Notes to my daughter on failing well

Dear Jewel: for one year we've scrubbed toilets and polished windows at your dance studio to pay for dance lessons. When your friends saw you cleaning and asked why, you smiled and said: "So I can dance." I know that wasn't easy, to clean in front of your friends. But you learned to appreciate the opportunity instead of complaining about what it required of you. You weren't--you aren't--afraid of earning your dream. And you are earning it, one dance step at a time.

This month you've been auditioning for summer intensives with big companies like Boston Ballet and School of American Ballet. You're really hoping for a spot with American Ballet Theatre or the Joffrey. But the rejections are rolling in and sometimes it's hard to keep smiling.

Remember, love, why you smile: because dancing itself fills you with such joy.

It's not the rejections that matter, really. It's how you deal with them, what you do afterwards. I have a feeling these rejections are a necessary kind of truth; the catalyst you need to work harder, be better.

I see you so hopeful at these auditions and it breaks my heart a little to read you the rejection emails. But I read them anyway. You need to know this will never be easy and nobody is going to hand you your dream on a silver platter.

"Mom, it's OK," you said to me last night. "Even if I don't get in, this is a really good experience for me."

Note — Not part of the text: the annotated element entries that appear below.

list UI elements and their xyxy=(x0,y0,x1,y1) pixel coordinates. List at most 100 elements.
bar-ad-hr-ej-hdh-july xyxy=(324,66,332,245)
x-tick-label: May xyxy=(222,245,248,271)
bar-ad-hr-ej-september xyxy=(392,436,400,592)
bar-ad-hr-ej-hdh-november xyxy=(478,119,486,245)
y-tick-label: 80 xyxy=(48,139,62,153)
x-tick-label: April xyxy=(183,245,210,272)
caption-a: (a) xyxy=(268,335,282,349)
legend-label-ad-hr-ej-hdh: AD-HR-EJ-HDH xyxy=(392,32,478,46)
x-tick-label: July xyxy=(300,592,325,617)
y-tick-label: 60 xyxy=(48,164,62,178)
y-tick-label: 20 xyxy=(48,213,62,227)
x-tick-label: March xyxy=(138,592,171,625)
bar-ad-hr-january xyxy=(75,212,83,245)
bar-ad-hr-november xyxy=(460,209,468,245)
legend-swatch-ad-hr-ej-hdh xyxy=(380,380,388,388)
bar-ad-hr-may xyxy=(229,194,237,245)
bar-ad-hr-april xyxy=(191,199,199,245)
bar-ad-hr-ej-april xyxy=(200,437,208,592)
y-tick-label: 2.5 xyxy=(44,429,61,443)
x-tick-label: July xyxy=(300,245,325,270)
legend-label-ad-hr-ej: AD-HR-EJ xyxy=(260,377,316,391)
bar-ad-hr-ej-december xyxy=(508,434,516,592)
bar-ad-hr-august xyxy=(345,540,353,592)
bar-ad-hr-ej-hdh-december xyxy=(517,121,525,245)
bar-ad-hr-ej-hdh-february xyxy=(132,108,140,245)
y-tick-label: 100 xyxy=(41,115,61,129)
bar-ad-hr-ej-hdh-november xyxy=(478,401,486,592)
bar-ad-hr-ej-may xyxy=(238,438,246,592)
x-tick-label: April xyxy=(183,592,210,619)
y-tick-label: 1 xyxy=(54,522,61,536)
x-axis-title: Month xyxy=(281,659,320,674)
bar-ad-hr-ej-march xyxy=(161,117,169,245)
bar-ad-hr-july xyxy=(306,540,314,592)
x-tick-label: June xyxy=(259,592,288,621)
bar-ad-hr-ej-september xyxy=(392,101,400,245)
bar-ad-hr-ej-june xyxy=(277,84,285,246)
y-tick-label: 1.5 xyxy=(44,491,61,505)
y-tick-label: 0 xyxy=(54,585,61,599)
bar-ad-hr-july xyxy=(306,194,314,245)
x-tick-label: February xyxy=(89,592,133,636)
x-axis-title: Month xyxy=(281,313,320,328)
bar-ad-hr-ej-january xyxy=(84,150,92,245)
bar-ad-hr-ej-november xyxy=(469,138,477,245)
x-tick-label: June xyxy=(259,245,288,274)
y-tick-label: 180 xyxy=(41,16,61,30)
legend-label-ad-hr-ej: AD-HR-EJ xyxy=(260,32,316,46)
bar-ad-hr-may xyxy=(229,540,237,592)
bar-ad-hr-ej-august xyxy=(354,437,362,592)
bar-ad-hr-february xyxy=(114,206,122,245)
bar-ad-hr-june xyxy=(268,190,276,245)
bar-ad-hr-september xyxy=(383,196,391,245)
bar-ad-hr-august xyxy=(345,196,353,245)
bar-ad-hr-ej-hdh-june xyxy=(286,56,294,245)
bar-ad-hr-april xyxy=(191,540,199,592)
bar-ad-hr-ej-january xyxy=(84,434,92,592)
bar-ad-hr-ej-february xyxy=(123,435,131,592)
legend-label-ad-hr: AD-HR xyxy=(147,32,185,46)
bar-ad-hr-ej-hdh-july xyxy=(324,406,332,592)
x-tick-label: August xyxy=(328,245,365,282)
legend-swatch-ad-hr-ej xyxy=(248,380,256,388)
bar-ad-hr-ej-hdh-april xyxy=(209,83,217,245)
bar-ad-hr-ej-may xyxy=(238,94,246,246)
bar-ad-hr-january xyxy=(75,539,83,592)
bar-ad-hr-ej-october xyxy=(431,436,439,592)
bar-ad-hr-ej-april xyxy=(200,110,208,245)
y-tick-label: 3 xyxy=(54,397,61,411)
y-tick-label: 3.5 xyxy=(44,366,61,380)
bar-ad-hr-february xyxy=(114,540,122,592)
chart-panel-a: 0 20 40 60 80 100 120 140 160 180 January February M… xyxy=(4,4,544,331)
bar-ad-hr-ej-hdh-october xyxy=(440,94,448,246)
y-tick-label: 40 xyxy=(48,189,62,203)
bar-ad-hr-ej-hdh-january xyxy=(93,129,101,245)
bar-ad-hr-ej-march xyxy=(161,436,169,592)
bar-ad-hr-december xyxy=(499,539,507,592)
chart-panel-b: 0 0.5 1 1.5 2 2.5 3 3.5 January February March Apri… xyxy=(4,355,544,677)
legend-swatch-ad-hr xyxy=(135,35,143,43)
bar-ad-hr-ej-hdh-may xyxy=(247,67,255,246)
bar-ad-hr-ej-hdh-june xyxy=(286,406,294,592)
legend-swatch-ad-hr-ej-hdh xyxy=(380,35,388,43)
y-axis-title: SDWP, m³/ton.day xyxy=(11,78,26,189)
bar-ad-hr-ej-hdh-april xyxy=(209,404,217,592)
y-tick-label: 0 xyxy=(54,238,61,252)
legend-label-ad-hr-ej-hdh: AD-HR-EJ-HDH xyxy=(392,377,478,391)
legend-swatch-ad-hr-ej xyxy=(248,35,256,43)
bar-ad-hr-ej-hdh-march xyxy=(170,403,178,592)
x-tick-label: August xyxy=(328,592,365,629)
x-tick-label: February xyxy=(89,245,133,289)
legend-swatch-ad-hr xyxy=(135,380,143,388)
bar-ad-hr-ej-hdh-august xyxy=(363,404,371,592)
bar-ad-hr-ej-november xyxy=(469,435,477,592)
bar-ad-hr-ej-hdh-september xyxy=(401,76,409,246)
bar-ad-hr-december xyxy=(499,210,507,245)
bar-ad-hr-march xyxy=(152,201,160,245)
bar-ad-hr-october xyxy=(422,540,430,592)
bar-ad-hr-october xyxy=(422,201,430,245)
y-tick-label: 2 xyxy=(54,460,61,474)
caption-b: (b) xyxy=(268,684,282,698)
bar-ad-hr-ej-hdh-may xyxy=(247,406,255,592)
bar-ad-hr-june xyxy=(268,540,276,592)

Flashes of maturity, words like those. And then, moments of masked despair: this morning you obsessed about the length and width of your bun--emphatically asserting I hadn't coiled it properly. Finally, Daddy spoke up: "Jewel, what really matters is how well you dance today, not whether the bun is perfect."

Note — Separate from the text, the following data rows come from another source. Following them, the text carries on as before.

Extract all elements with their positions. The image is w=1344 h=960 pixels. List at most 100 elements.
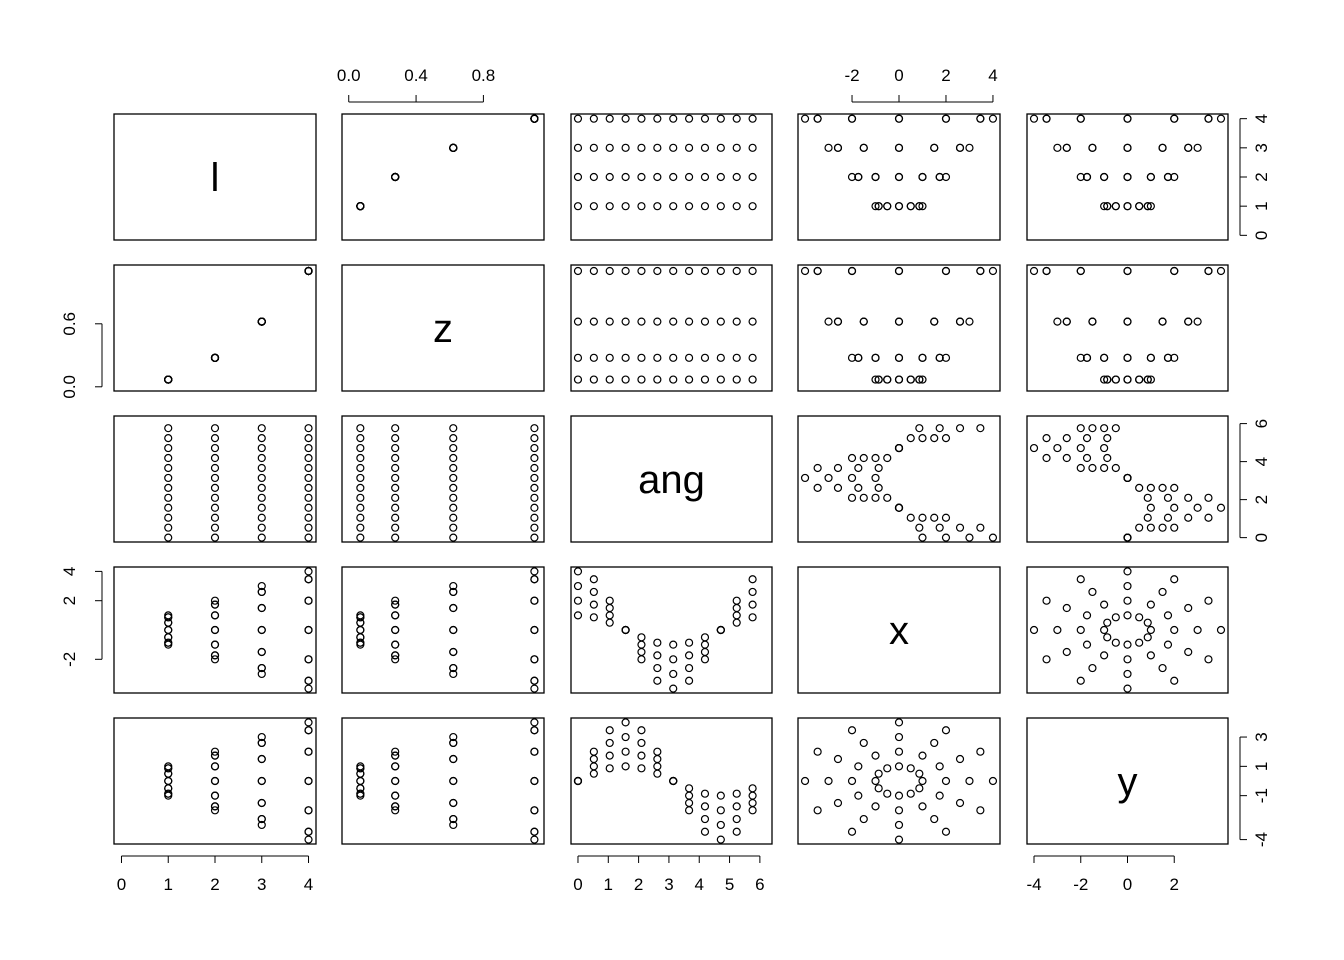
point [716, 143, 725, 152]
point [874, 202, 883, 211]
point [1088, 663, 1097, 673]
point [1111, 202, 1120, 211]
point [894, 266, 904, 276]
point [1123, 655, 1132, 664]
point [935, 523, 944, 532]
point [304, 493, 313, 502]
point [605, 751, 614, 760]
point [530, 424, 539, 433]
point [748, 575, 757, 584]
point [1100, 600, 1109, 609]
point [605, 143, 614, 152]
point [304, 806, 313, 815]
point [1123, 684, 1132, 693]
point [304, 726, 313, 735]
point [1216, 625, 1226, 635]
x-tick-label: -2 [1073, 875, 1088, 894]
point [1103, 434, 1112, 443]
point [748, 143, 757, 152]
point [391, 600, 400, 609]
point [700, 814, 710, 824]
point [257, 587, 266, 597]
point [1053, 143, 1062, 152]
point [700, 375, 710, 384]
point [833, 143, 843, 152]
point [210, 434, 220, 443]
point [1082, 640, 1092, 649]
panel [1026, 566, 1229, 694]
point [1158, 587, 1167, 597]
point [732, 143, 741, 152]
point [732, 789, 741, 798]
point [669, 655, 678, 664]
point [210, 751, 220, 760]
y-tick-label: 3 [1252, 143, 1271, 152]
point [530, 493, 539, 502]
point [589, 375, 598, 384]
point [391, 424, 400, 433]
point [605, 172, 614, 182]
point [391, 493, 400, 502]
point [304, 718, 313, 727]
point [700, 640, 710, 649]
point [955, 317, 965, 326]
point [304, 503, 313, 512]
point [356, 776, 365, 786]
point [894, 762, 904, 771]
point [700, 633, 710, 642]
point [210, 513, 220, 522]
point [716, 353, 725, 362]
point [391, 503, 400, 512]
point [605, 202, 614, 211]
point [1042, 114, 1051, 123]
point [210, 503, 220, 512]
point [356, 523, 365, 532]
point [700, 143, 710, 152]
panel [341, 113, 545, 241]
point [883, 789, 892, 798]
point [941, 533, 951, 542]
point [854, 353, 863, 362]
point [605, 738, 614, 748]
point [941, 827, 951, 836]
point [304, 483, 313, 492]
x-tick-label: 3 [257, 875, 266, 894]
point [1123, 353, 1132, 362]
point [1216, 266, 1226, 276]
point [530, 684, 539, 693]
point [164, 618, 173, 627]
point [449, 669, 458, 679]
point [1076, 266, 1085, 276]
point [1042, 266, 1051, 276]
point [164, 463, 173, 473]
point [637, 633, 646, 642]
point [1111, 424, 1120, 433]
panel [341, 264, 545, 392]
point [1062, 647, 1071, 657]
point [257, 663, 266, 673]
point [210, 353, 220, 362]
point [732, 611, 741, 620]
point [605, 618, 614, 627]
point [1123, 533, 1132, 542]
point [684, 791, 694, 800]
point [874, 784, 883, 793]
point [1082, 611, 1092, 620]
point [304, 533, 313, 542]
point [1135, 202, 1144, 211]
point [449, 754, 458, 764]
x-tick-label: 6 [755, 875, 764, 894]
point [716, 266, 725, 276]
point [530, 533, 539, 542]
point [732, 827, 741, 836]
point [918, 513, 927, 522]
point [573, 143, 583, 152]
point [164, 473, 173, 483]
point [449, 493, 458, 502]
point [391, 453, 400, 463]
point [637, 726, 646, 735]
point [684, 172, 694, 182]
point [833, 754, 843, 764]
point [833, 463, 843, 473]
point [257, 581, 266, 591]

Still, you wanted me to re-do it. To wrap it up the way we did for the first audition:

But then it was time to go and so I hugged you quick and sent you off with registration papers, photos and directions. Daddy drove you. He called a few minutes ago to say you had finished but were hungry and exhausted. Your fourth audition in two weeks and I think the strain is starting to show.

I'm setting the tea pot now. We'll cuddle up on the couch with a movie tonight--maybe your favorite: Alice in Wonderland. We'll wait for news, perhaps more rejections.

And tomorrow, you'll get up and dance again.